Величию его души отнюдь не отвечало ни его тело, ни его внешность. Говорят, он был небольшого роста, с некрасивыми, кривыми ногами. Одевался он почти как женщина. Он выщипывал волосы на теле и вследствие плохой шевелюры носил парик, который был прикреплен и прилажен так искусно, что его нельзя было отличить от настоящих волос. Кроме того, он ежедневно брился и натирал лицо тестом, не желая иметь бороды. Это он начал делать с тех пор, как у него показался первый пушок. В праздник Изиды он нередко появлялся публично в холщовом платье, предписанном религией. Потому то, мне кажется, его смерть, очень мало согласовывавшаяся с его жизнью, и возбудила тем большее удивление. Многие из находившихся при нем солдат, горько плача, целовали руки и ноги трупа, называли его героем и несравненным императором и тут же, у костра, убивали себя. Но многие и из отсутствовавших, получив известие об его смерти, с горя выходили на смертный поединок между собою. Наконец, многие, без снисхождения проклинавшие его живого, хвалили его мертвого, вследствие чего даже установилось общее мнение, что Отон и, убил Гальбу не столько из желания завладеть престолом, сколько из желания вернуть государству свободу.


[1] В биографии Клавдия автор не говорит ни о чем подобном. Быть может, здесь идет речь о римском всаднике. Гнее Нонии. Тацит (Annal. XI. 22) рассказывает, что он явился к Клавдию, в противность этикету, вооруженный мечом. Его жестоко пытали, но ничего не добились.
[2] Об отношениях Отона к Поппее, дочери красивейшей женщины своего времени и имевшей все, кроме честной души, как отзывается о ней Тацит, можно читать также у Плутарха в биографии Гальбы.
[3] Тацит и Плутарх называют его Птолемеем.
[4] То быль преторианец Кокцей Прокул.
[5] Первый столб в Риме, от которого считали мили и у которого сходились все провинциальные дороги.

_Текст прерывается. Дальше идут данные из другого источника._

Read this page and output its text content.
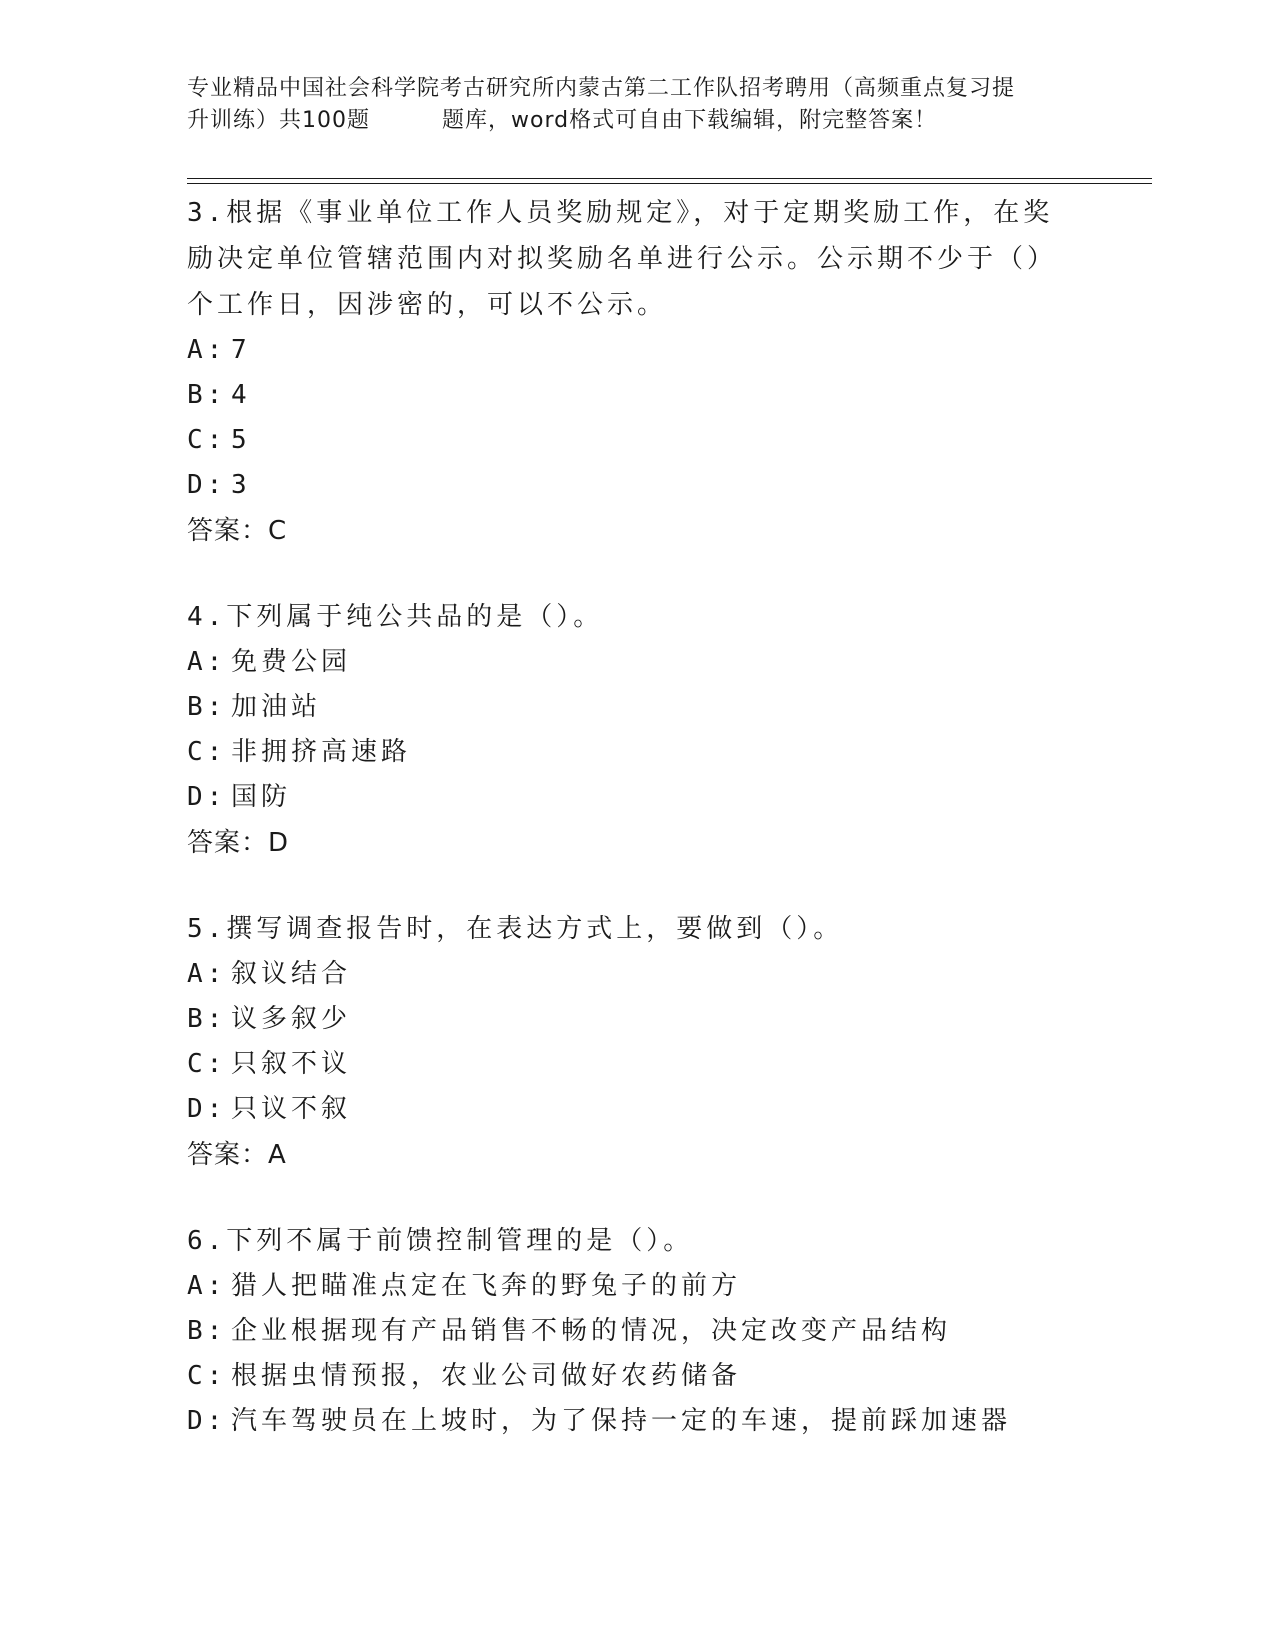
专业精品中国社会科学院考古研究所内蒙古第二工作队招考聘用（高频重点复习提
升训练）共100题	题库，word格式可自由下载编辑，附完整答案！

3.根据《事业单位工作人员奖励规定》，对于定期奖励工作，在奖励决定单位管辖范围内对拟奖励名单进行公示。公示期不少于（）个工作日，因涉密的，可以不公示。

A: 7

B: 4

C: 5

D: 3

答案：C

4.下列属于纯公共品的是（）。

A: 免费公园

B: 加油站

C: 非拥挤高速路

D: 国防

答案：D

5.撰写调查报告时，在表达方式上，要做到（）。

A: 叙议结合

B: 议多叙少

C: 只叙不议

D: 只议不叙

答案：A

6.下列不属于前馈控制管理的是（）。

A: 猎人把瞄准点定在飞奔的野兔子的前方

B: 企业根据现有产品销售不畅的情况，决定改变产品结构

C: 根据虫情预报，农业公司做好农药储备

D: 汽车驾驶员在上坡时，为了保持一定的车速，提前踩加速器
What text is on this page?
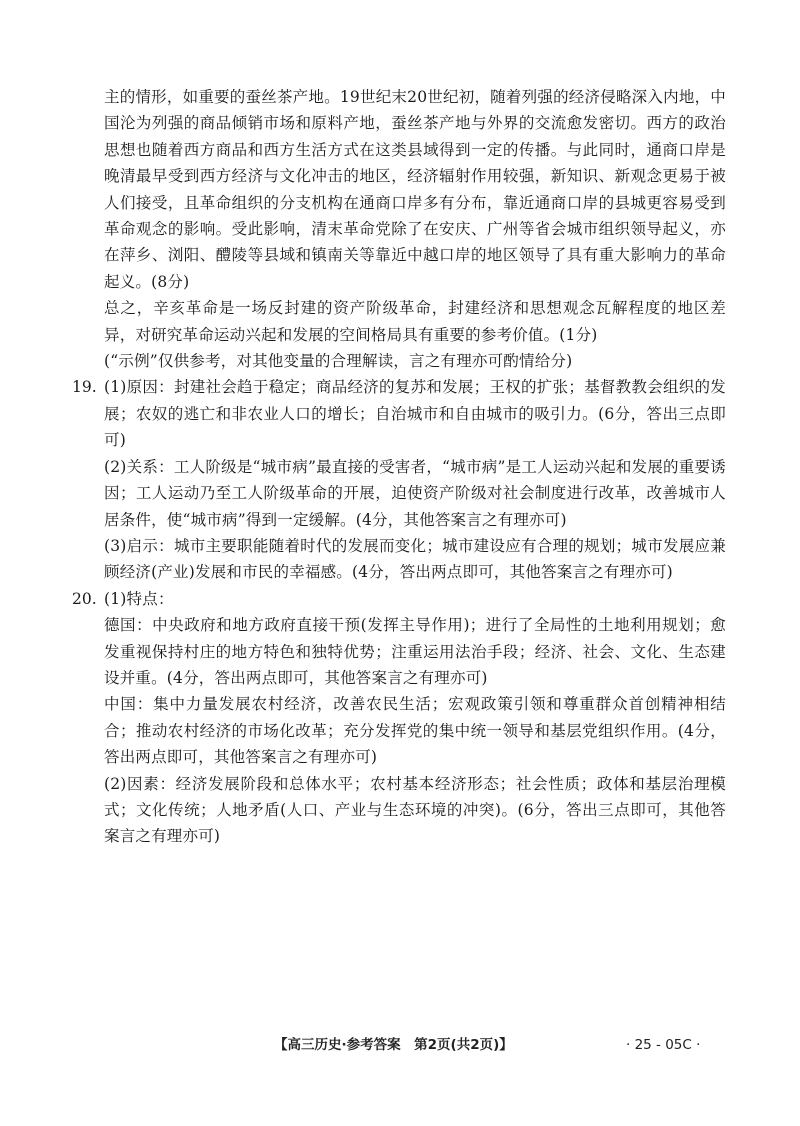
主的情形，如重要的蚕丝茶产地。19世纪末20世纪初，随着列强的经济侵略深入内地，中国沦为列强的商品倾销市场和原料产地，蚕丝茶产地与外界的交流愈发密切。西方的政治思想也随着西方商品和西方生活方式在这类县域得到一定的传播。与此同时，通商口岸是晚清最早受到西方经济与文化冲击的地区，经济辐射作用较强，新知识、新观念更易于被人们接受，且革命组织的分支机构在通商口岸多有分布，靠近通商口岸的县城更容易受到革命观念的影响。受此影响，清末革命党除了在安庆、广州等省会城市组织领导起义，亦在萍乡、浏阳、醴陵等县域和镇南关等靠近中越口岸的地区领导了具有重大影响力的革命起义。(8分)

总之，辛亥革命是一场反封建的资产阶级革命，封建经济和思想观念瓦解程度的地区差异，对研究革命运动兴起和发展的空间格局具有重要的参考价值。(1分)

(“示例”仅供参考，对其他变量的合理解读，言之有理亦可酌情给分)

19. (1)原因：封建社会趋于稳定；商品经济的复苏和发展；王权的扩张；基督教教会组织的发展；农奴的逃亡和非农业人口的增长；自治城市和自由城市的吸引力。(6分，答出三点即可)

(2)关系：工人阶级是“城市病”最直接的受害者，“城市病”是工人运动兴起和发展的重要诱因；工人运动乃至工人阶级革命的开展，迫使资产阶级对社会制度进行改革，改善城市人居条件，使“城市病”得到一定缓解。(4分，其他答案言之有理亦可)

(3)启示：城市主要职能随着时代的发展而变化；城市建设应有合理的规划；城市发展应兼顾经济(产业)发展和市民的幸福感。(4分，答出两点即可，其他答案言之有理亦可)

20. (1)特点：

德国：中央政府和地方政府直接干预(发挥主导作用)；进行了全局性的土地利用规划；愈发重视保持村庄的地方特色和独特优势；注重运用法治手段；经济、社会、文化、生态建设并重。(4分，答出两点即可，其他答案言之有理亦可)

中国：集中力量发展农村经济，改善农民生活；宏观政策引领和尊重群众首创精神相结合；推动农村经济的市场化改革；充分发挥党的集中统一领导和基层党组织作用。(4分，答出两点即可，其他答案言之有理亦可)

(2)因素：经济发展阶段和总体水平；农村基本经济形态；社会性质；政体和基层治理模式；文化传统；人地矛盾(人口、产业与生态环境的冲突)。(6分，答出三点即可，其他答案言之有理亦可)

【高三历史·参考答案　第2页(共2页)】	· 25 - 05C ·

Он стоял на форуме, у подножия Капитолия, возле храма Сатурна и арки Тиберия. Это был конус на круглом основании, обитый вызолоченными бронзовыми листами. Его поставил Август. Фундамент этого столба найден в недавнее время при раскопках, близ триумфальной арки Септимия Севера, в северо–восточном углу форума.
[6] Вт. переводе: «Что толку мне хотя бы и в длинной флейте?» Пословица, относящаяся к тем, которые берутся за что–либо не но силам себе.
[7] Отон приказал трибуну Варию Криспину вооружить семнадцатую когорту. Трибун распорядился нагрузить телегу оружием, взятым из цейхгауза преторианцев. Неудачно выбранное для этого время — ночь — возбудило в них подозрения. Криспин и два другие центуриона были убиты.
[8] Речь идет о священных щитах (ancilia), которые носили в религиозной процессии салийские жрецы.
[9] В армии Отона, неизвестно почему, разнесся слух, будто солдаты Вителлия хотят перейти на сторону противников. Солдаты Отона подошли на близкое расстояние к Вителлианцам, называя их товарищами по оружию и дружески приветствуя их; но неприятель отвечал яростным боевым криком и открыл сражение.
[10] Светоний, Тацит, Плутарх и даже Марциал выставляют Отона героем, которым он однако-ж никогда не был. Он покончил с собой, как развратник, истощивший в безнравственной жизни все свои силы. Как и Нерон, он умер комедиантом и трусом, с тою лишь разницей, что сумел лучше пронести свою роль, чем его товарищ по оргиям. Можно сказать только, что развратная жизнь и честная смерть соединяются не так редко, как думают.